NEW YORK — Harry G. Barnes Jr. — a high-ranking US diplomat who as President Reagan’s ambassador to Chile in the 1980s aggressively promoted democracy there and clashed frequently with the country’s dictatorial president, General Augusto Pinochet — died Aug. 9 in Lebanon, N.H.
The cause was an infection, said his daughter, Pauline.
Mr. Barnes, 86, was ambassador to Romania and India, as well as to Chile. During the Carter administration he was director general of the Foreign Service, serving as a policy adviser to Secretary of State Cyrus R. Vance.
He was best known for his years in Chile. On July 12, 1985, when Mr. Barnes presented his credentials to Pinochet, leader of the military coup that overthrew the socialist Salvador Allende in 1973, he offered blunt advice: ‘‘The ills of democracy can be cured only with more democracy.’’
Even before meeting with Pinochet, Mr. Barnes had ignored diplomatic protocol by huddling with opposition leaders and attending a candlelight religious observance by human rights activists. He was carrying out an explicit Reagan initiative: to confront tyranny by the right wing, as well as the left.
Pinochet responded, ‘‘Since when are ambassadors arbiters of our internal problems?’’ He added, ‘‘We are not anyone’s colony or slave.’’
In July 1986, Mr. Barnes attended the funeral of a young man who had been burned in a protest against the government. Mr. Barnes and his wife, Elizabeth, were among those tear-gassed as they awaited the start of the funeral march. The ambassador’s attendance had been approved by the White House and the State Department, but Senator Jesse Helms, Republican of North Carolina, condemned him for ‘‘planting the American flag in the midst of Communist activity.’’
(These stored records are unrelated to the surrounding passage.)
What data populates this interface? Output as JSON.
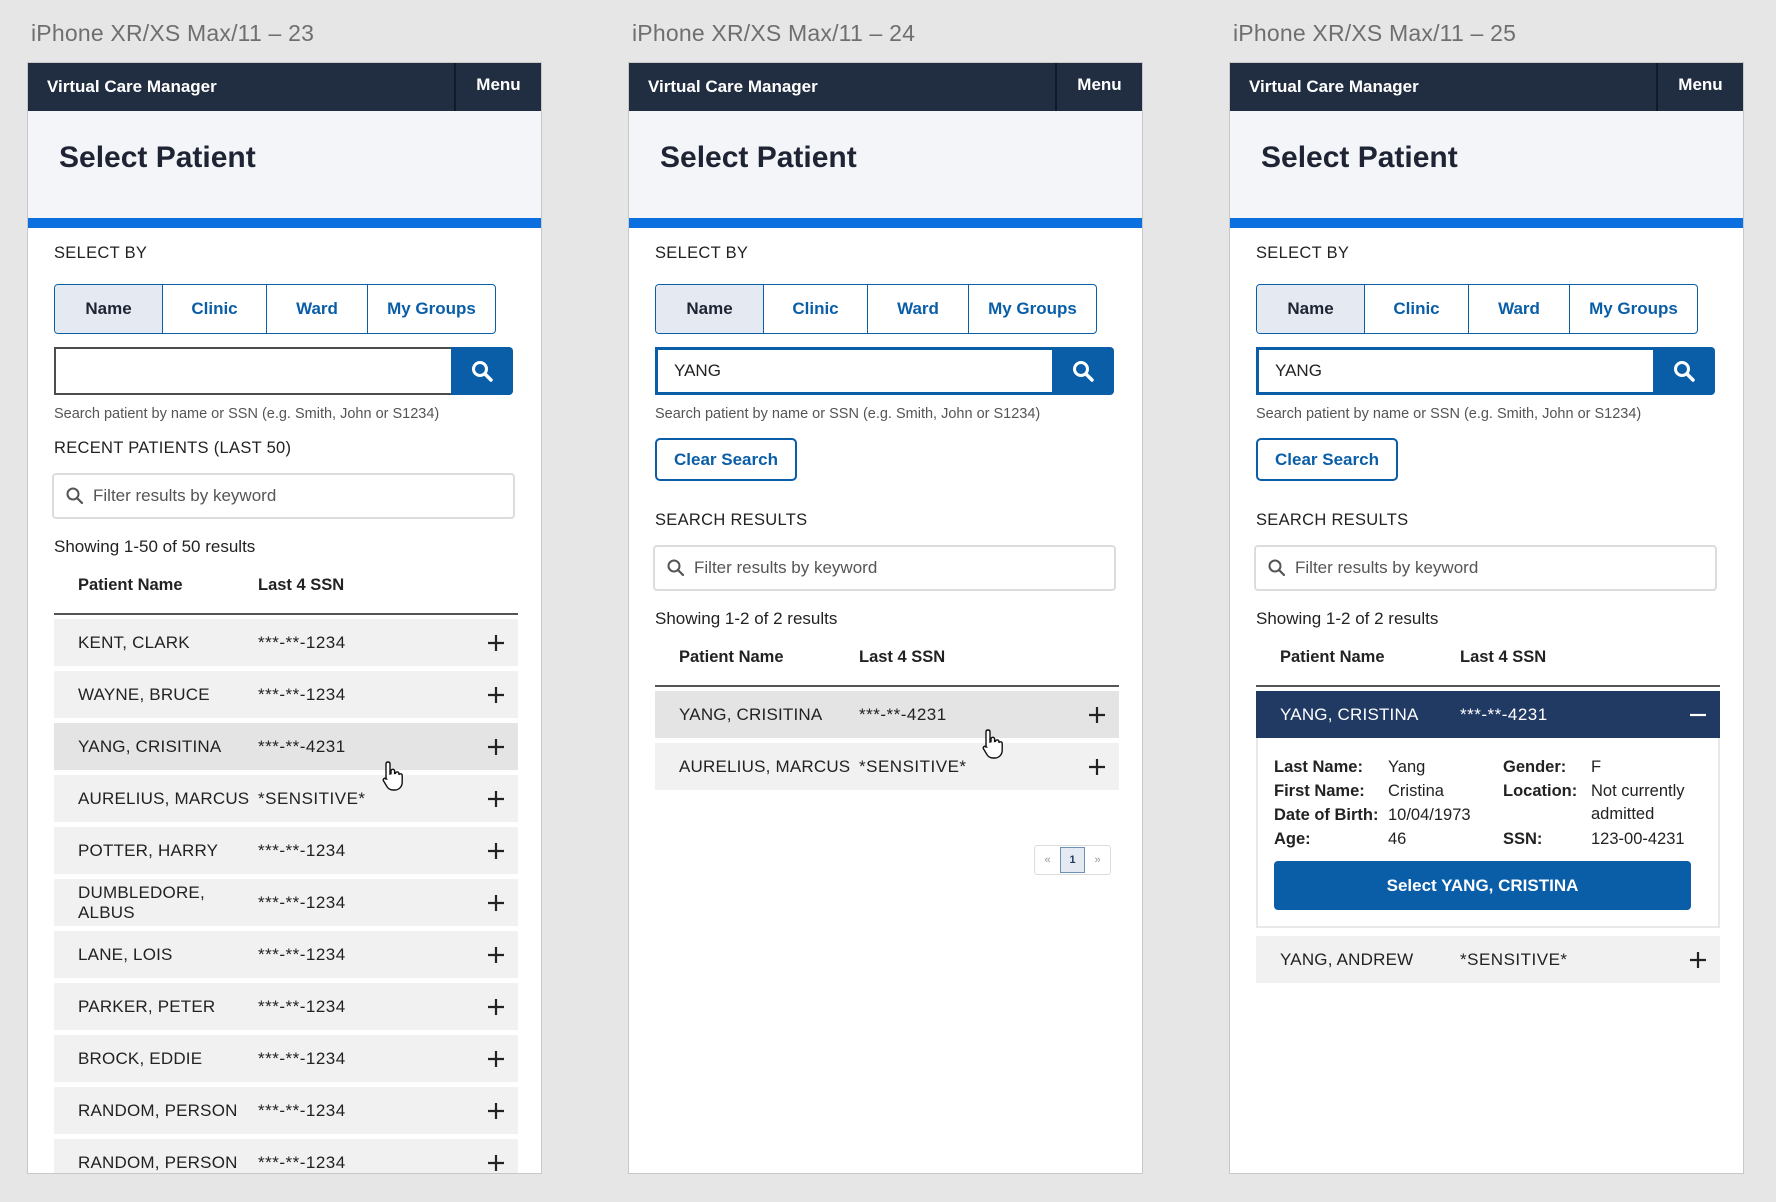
{
  "artboards": [
    {
      "label": "iPhone XR/XS Max/11 – 23"
    },
    {
      "label": "iPhone XR/XS Max/11 – 24"
    },
    {
      "label": "iPhone XR/XS Max/11 – 25"
    }
  ],
  "app": {
    "title": "Virtual Care Manager",
    "menu_label": "Menu"
  },
  "page": {
    "title": "Select Patient"
  },
  "select_by": {
    "label": "SELECT BY",
    "options": [
      "Name",
      "Clinic",
      "Ward",
      "My Groups"
    ],
    "selected": "Name"
  },
  "search": {
    "hint": "Search patient by name or SSN (e.g. Smith, John or S1234)",
    "value_empty": "",
    "value_yang": "YANG",
    "clear_label": "Clear Search"
  },
  "filter": {
    "placeholder": "Filter results by keyword"
  },
  "table": {
    "col_name": "Patient Name",
    "col_ssn": "Last 4 SSN"
  },
  "screen1": {
    "section_label": "RECENT PATIENTS (LAST 50)",
    "showing": "Showing 1-50 of 50 results",
    "rows": [
      {
        "name": "KENT, CLARK",
        "ssn": "***-**-1234"
      },
      {
        "name": "WAYNE, BRUCE",
        "ssn": "***-**-1234"
      },
      {
        "name": "YANG, CRISITINA",
        "ssn": "***-**-4231"
      },
      {
        "name": "AURELIUS, MARCUS",
        "ssn": "*SENSITIVE*"
      },
      {
        "name": "POTTER, HARRY",
        "ssn": "***-**-1234"
      },
      {
        "name": "DUMBLEDORE, ALBUS",
        "ssn": "***-**-1234"
      },
      {
        "name": "LANE, LOIS",
        "ssn": "***-**-1234"
      },
      {
        "name": "PARKER, PETER",
        "ssn": "***-**-1234"
      },
      {
        "name": "BROCK, EDDIE",
        "ssn": "***-**-1234"
      },
      {
        "name": "RANDOM, PERSON",
        "ssn": "***-**-1234"
      },
      {
        "name": "RANDOM, PERSON",
        "ssn": "***-**-1234"
      }
    ]
  },
  "screen2": {
    "section_label": "SEARCH RESULTS",
    "showing": "Showing 1-2 of 2 results",
    "rows": [
      {
        "name": "YANG, CRISITINA",
        "ssn": "***-**-4231"
      },
      {
        "name": "AURELIUS, MARCUS",
        "ssn": "*SENSITIVE*"
      }
    ],
    "pager": {
      "prev": "«",
      "current": "1",
      "next": "»"
    }
  },
  "screen3": {
    "section_label": "SEARCH RESULTS",
    "showing": "Showing 1-2 of 2 results",
    "expanded_row": {
      "name": "YANG, CRISTINA",
      "ssn": "***-**-4231"
    },
    "details": {
      "last_name_label": "Last Name:",
      "last_name": "Yang",
      "gender_label": "Gender:",
      "gender": "F",
      "first_name_label": "First Name:",
      "first_name": "Cristina",
      "location_label": "Location:",
      "location": "Not currently admitted",
      "dob_label": "Date of Birth:",
      "dob": "10/04/1973",
      "age_label": "Age:",
      "age": "46",
      "ssn_label": "SSN:",
      "ssn": "123-00-4231"
    },
    "select_button": "Select YANG, CRISTINA",
    "other_row": {
      "name": "YANG, ANDREW",
      "ssn": "*SENSITIVE*"
    }
  },
  "colors": {
    "nav": "#212d40",
    "accent": "#0b6fe0",
    "primary": "#0a5ea8",
    "expanded": "#213a64"
  }
}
Some questioned whether Mr. Barnes, in attending the funeral, sacrificed US influence by infuriating Pinochet, who banned Mr. Barnes from the presidential palace and ordered photographers to crop him from ceremonial photos. But when Chile had a referendum on Oct. 5, 1988, on whether to replace Pinochet, Mr. Barnes helped to ensure a fair vote by financing a parallel vote count and voter education projects.
When the ambassador heard of a plan by right-wing commandos to disguise themselves as the police and stage false raids on election night to provoke riots and a coup, he told Washington, Pamela Constable and Arturo Valenzuela wrote in their 1991 book, ‘‘A Nation of Enemies: Chile Under Pinochet.’’ The State Department called in Chile’s ambassador to the United States to express its grave concern.
Nearly 60 percent of the voters chose to have elections to replace the government. Pinochet left the presidency on March 11, 1990, and transferred power to a democratically elected president, Patricio Aylwin.
Harry George Barnes Jr. was born in St. Paul. He graduated summa cum laude at Amherst College and earned a master’s degree in history from Columbia. He entered the Foreign Service in 1950 and, starting in Mumbai, ascended the ranks, going on to serve in Prague, Moscow, Nepal, and Romania.
In 1969, as charge d’affaires in the US Embassy in Romania, he delivered a five-minute address on state television, substituting for the ambassador, Richard H. Davis, who was in Washington. Mr. Barnes was the first US diplomat to address the Romanian nation.
After serving as director general in Washington, he was appointed ambassador to India. As the first career diplomat (as opposed to a political appointee) to hold that post in more than a quarter-century, Mr. Barnes helped negotiate nuclear fuel and arms deals.
In 1985, when the Reagan administration was growing frustrated with its inability to influence Pinochet, Secretary of State George P. Shultz selected Mr. Barnes. Elliott Abrams, assistant secretary of state for inter-American affairs, called him ‘‘a world-class ambassador.’’
While ambassador to Chile in 1987, he became embroiled in a controversy over an affair his wife had with a Romanian chauffeur for the US Embassy in Bucharest in the 1970s.
The affair became public when a former Romanian intelligence official told reporters. Some senators said they should have been given the chance to make an investigation.
Mr. Barnes retired from the Foreign Service in 1988. He went on to teach at several universities and to help plan and carry out the human rights efforts of the Carter Center in Atlanta from 1994 to 2000.